Gov. James Douglas established the commission two years ago with the goal of reducing greenhouse gas emissions 25 percent below 1990 levels by 2012 and 50 percent below by 2028. Since then Douglas has become embroiled in a variety of climate-related political controversies that, one hopes, the work of the commission will help resolve in a positive way.
Ernest Pomerleau, a pillar of the Burlington area business community, was chairman of the commission, and so the commission's report cannot be dismissed as the work of wild-eyed environmentalists. The climate issue is grounded in the facts of the economy, local and global.
One of the principal conclusions of the commission's report is that to address the climate issue in a meaningful way it must be attacked on all fronts. The report discusses a variety of ways to cut down on fossil fuel consumption and otherwise reduce the state's carbon footprint. And it says the state must do all of them.
One of the significant recommendations of the report is to reduce the consumption of heating fuels in homes and businesses the way that the state has used Efficiency Vermont to reduce the consumption of electricity.
Douglas vetoed a bill earlier this year that would have established just such a program because of differences about the program's funding. But then he sought to implement by administrative action some of the energy-saving goals that would have been addressed by an expanded version of Efficiency Vermont, which suggest he understands there is a need to act.
His own commission has underscored that reality.
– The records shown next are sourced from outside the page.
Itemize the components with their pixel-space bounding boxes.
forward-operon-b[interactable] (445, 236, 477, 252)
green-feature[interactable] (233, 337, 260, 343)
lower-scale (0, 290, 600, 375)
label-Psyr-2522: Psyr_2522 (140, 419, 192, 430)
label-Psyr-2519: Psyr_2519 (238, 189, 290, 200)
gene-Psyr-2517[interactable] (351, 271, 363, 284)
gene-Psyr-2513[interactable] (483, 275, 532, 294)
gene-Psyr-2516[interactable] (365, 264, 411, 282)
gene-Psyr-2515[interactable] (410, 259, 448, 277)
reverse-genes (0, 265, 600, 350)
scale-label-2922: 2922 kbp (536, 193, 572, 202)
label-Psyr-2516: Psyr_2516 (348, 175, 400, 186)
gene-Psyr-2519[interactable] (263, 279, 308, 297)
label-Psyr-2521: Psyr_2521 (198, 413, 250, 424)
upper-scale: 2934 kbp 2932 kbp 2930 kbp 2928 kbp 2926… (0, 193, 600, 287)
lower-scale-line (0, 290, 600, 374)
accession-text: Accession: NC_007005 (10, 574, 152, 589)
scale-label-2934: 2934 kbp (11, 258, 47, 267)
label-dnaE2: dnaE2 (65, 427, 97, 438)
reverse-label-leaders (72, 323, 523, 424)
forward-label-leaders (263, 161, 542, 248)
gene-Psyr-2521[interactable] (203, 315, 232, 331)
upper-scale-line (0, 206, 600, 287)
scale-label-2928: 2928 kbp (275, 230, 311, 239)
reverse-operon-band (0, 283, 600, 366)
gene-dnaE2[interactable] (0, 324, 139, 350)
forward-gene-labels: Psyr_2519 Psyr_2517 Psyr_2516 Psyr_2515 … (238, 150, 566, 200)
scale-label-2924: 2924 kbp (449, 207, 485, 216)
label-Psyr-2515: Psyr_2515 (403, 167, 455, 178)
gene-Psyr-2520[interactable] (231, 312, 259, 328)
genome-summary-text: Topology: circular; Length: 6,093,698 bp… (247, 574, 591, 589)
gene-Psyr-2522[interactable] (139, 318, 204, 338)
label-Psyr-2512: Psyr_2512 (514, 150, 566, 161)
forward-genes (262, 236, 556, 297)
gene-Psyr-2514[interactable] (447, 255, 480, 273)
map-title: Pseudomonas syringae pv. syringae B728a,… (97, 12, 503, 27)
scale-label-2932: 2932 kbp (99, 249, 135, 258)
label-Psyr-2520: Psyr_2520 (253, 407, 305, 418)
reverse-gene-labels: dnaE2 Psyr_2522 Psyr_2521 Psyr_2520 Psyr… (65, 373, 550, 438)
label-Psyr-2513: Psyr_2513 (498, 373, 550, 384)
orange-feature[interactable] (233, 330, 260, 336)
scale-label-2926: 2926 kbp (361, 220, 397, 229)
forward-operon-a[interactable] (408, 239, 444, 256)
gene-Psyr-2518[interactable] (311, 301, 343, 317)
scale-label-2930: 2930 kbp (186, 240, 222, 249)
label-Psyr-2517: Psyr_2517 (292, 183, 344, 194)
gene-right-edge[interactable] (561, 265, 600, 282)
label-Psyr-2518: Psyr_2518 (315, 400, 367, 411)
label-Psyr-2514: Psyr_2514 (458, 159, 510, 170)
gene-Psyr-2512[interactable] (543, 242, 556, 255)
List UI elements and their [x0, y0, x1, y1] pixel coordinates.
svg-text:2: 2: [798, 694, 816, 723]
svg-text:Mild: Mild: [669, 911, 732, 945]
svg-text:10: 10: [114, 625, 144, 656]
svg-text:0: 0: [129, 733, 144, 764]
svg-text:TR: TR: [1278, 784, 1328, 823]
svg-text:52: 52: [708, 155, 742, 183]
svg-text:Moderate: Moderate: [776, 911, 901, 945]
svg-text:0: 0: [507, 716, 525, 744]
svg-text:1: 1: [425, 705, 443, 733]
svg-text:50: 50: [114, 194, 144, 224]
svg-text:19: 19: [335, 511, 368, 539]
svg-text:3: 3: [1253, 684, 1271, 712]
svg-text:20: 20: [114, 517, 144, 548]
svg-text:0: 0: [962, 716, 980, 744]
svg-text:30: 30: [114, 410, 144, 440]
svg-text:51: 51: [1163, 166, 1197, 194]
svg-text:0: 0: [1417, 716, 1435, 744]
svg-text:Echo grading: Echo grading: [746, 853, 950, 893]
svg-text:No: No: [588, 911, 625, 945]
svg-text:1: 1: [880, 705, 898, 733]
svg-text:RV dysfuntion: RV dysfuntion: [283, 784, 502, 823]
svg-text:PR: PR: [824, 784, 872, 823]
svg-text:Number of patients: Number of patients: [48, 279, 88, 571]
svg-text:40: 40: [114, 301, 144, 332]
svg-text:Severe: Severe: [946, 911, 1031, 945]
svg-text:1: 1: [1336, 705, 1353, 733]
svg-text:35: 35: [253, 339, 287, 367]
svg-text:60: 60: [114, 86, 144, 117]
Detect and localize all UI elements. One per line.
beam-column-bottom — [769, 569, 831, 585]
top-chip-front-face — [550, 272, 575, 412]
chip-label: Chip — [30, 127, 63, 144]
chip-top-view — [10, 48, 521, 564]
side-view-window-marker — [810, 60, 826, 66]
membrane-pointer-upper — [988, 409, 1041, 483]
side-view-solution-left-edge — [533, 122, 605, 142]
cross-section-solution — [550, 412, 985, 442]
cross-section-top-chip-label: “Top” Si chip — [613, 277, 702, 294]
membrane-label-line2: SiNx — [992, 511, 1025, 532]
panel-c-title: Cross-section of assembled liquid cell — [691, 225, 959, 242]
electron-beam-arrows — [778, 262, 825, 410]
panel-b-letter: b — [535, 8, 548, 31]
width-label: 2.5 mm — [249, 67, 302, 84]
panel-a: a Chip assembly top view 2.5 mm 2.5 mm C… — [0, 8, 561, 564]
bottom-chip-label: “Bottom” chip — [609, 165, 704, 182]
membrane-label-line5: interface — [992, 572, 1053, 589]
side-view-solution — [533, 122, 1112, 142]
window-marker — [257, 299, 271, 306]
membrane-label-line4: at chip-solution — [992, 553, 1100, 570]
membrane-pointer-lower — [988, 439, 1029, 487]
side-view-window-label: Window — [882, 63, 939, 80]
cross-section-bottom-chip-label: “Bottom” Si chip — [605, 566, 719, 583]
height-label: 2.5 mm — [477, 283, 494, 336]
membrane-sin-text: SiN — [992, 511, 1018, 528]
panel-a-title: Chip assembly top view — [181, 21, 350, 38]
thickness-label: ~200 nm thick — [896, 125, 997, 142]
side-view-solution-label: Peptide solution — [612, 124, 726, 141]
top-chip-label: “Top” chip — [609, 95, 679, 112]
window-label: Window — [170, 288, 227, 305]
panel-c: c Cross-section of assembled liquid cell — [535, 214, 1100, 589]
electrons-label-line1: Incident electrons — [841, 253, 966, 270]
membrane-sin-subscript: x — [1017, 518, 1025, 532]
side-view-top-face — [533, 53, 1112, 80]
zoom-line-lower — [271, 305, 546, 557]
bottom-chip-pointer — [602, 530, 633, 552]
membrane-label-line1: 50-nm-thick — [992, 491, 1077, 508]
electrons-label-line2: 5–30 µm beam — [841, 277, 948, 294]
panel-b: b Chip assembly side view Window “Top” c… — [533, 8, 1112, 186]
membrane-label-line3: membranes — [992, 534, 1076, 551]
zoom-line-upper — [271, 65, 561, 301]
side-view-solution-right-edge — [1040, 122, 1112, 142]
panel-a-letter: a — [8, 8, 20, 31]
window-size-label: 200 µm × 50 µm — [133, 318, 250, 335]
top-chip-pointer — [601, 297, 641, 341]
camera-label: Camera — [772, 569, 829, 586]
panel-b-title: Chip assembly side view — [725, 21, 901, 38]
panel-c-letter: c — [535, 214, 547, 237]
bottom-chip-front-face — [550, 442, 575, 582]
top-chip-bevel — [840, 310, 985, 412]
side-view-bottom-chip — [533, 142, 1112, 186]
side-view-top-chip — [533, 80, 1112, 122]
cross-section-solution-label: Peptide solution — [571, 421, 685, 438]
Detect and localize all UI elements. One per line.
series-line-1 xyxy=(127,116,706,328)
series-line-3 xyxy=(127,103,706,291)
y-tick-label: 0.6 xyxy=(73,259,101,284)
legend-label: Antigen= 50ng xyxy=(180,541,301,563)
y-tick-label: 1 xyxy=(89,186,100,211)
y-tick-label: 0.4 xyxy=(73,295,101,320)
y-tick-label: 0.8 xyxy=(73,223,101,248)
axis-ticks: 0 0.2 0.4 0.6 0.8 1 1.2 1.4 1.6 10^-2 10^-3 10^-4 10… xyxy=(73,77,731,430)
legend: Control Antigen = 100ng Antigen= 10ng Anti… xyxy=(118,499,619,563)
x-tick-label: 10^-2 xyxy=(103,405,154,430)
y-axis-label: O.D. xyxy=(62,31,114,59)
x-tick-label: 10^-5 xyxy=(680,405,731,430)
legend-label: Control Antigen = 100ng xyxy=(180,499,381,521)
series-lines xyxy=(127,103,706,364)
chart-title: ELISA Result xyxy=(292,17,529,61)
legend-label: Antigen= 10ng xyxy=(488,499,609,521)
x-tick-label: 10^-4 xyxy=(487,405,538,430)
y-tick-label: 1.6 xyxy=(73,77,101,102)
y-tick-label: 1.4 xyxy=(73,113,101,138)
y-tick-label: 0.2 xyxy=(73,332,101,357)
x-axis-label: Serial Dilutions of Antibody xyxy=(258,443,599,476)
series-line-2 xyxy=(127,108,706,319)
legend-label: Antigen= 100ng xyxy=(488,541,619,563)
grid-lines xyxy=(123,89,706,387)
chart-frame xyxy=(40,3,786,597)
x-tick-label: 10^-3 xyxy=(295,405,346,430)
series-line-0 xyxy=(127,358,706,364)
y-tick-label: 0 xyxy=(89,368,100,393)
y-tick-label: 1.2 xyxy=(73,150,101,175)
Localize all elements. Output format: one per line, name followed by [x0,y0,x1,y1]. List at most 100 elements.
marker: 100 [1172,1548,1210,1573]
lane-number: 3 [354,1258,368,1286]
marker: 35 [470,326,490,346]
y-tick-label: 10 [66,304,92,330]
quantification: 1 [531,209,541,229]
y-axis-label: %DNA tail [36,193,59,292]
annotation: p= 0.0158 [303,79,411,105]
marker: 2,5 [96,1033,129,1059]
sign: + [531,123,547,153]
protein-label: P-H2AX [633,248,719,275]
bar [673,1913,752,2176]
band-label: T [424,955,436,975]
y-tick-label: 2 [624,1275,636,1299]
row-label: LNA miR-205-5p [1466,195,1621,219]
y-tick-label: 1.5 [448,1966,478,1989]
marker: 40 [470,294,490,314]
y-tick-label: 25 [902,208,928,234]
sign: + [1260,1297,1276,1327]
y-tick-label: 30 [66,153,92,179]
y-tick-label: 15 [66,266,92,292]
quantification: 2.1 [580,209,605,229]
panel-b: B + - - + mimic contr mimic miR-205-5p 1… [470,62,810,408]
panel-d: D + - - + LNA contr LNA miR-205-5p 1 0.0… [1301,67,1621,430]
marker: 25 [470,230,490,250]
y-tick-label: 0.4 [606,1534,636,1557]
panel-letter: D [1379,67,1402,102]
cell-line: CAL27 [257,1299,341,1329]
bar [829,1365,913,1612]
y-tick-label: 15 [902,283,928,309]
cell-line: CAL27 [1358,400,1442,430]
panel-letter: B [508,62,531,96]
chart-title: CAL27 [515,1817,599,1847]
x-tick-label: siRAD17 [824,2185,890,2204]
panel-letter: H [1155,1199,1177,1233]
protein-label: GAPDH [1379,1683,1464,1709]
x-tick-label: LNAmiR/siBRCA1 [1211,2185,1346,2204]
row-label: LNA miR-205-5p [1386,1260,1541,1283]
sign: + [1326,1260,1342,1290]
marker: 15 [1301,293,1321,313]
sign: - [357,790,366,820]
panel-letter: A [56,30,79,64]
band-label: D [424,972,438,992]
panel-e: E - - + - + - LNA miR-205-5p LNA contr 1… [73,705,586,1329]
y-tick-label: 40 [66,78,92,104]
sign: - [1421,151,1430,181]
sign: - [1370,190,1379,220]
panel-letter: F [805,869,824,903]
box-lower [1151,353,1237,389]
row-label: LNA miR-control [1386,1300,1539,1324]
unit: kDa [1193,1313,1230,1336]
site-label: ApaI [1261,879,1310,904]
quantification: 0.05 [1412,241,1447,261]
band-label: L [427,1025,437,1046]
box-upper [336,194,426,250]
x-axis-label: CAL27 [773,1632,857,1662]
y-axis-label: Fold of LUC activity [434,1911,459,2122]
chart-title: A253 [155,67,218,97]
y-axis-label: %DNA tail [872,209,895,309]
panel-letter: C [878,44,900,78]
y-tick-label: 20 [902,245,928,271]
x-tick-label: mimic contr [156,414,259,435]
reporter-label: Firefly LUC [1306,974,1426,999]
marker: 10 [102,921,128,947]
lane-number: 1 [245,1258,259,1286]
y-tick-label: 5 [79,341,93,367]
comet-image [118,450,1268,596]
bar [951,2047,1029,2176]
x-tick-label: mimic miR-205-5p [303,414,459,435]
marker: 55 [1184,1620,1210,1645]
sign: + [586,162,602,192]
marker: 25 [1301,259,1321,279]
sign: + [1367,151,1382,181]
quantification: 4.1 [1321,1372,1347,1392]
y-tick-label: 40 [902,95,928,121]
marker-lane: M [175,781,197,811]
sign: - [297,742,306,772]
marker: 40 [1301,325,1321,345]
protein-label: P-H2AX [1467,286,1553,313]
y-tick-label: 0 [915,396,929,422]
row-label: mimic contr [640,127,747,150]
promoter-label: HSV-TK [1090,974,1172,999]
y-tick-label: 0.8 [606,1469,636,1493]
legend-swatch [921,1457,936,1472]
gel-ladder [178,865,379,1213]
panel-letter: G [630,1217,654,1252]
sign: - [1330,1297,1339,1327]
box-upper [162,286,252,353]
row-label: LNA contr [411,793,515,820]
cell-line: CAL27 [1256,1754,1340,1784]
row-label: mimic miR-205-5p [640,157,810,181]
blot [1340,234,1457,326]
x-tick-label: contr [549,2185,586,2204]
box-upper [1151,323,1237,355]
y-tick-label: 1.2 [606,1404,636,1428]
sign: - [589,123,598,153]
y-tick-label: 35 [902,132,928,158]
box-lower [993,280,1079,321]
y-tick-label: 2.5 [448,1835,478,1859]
It will put new impetus behind efforts in the Legislature to craft an all-fuels energy conservation program that will not run afoul of the governor's objections. And it will put new pressure on Douglas to join in the effort to take aggressive action on energy conservation.
Douglas sought to define the agenda of the coming year by conducting a listening tour during which he heard the concerns of Vermonters. The conclusions he drew from his tour were disturbing.
He said he did not hear a great clamor from Vermonters about climate change. He said Vermonters were more concerned about their taxes.
Vermonters are concerned about both. The clamor about climate is out there, and if Douglas hasn't heard it, it is because he hasn't been listening, or he has been listening selectively. Now his own commission has joined the clamor.
The clamor has arisen because of the mounting evidence that climate change is upon us. We have become familiar with the effects of climate change: the shrinking ice caps, the receding glaciers, the imperiled species, the droughts and storms. But now these effects are themselves becoming causes for accelerating change.
Recent reports say that carbon emissions are growing faster even than the worst-case scenarios previously predicted. One report showed that the oceans are no longer absorbing carbon dioxide as they used to, which could speed global warming beyond even the most dire warnings.
The governor's commission has pointed the way, and if Douglas is listening, he will embrace its findings as his own.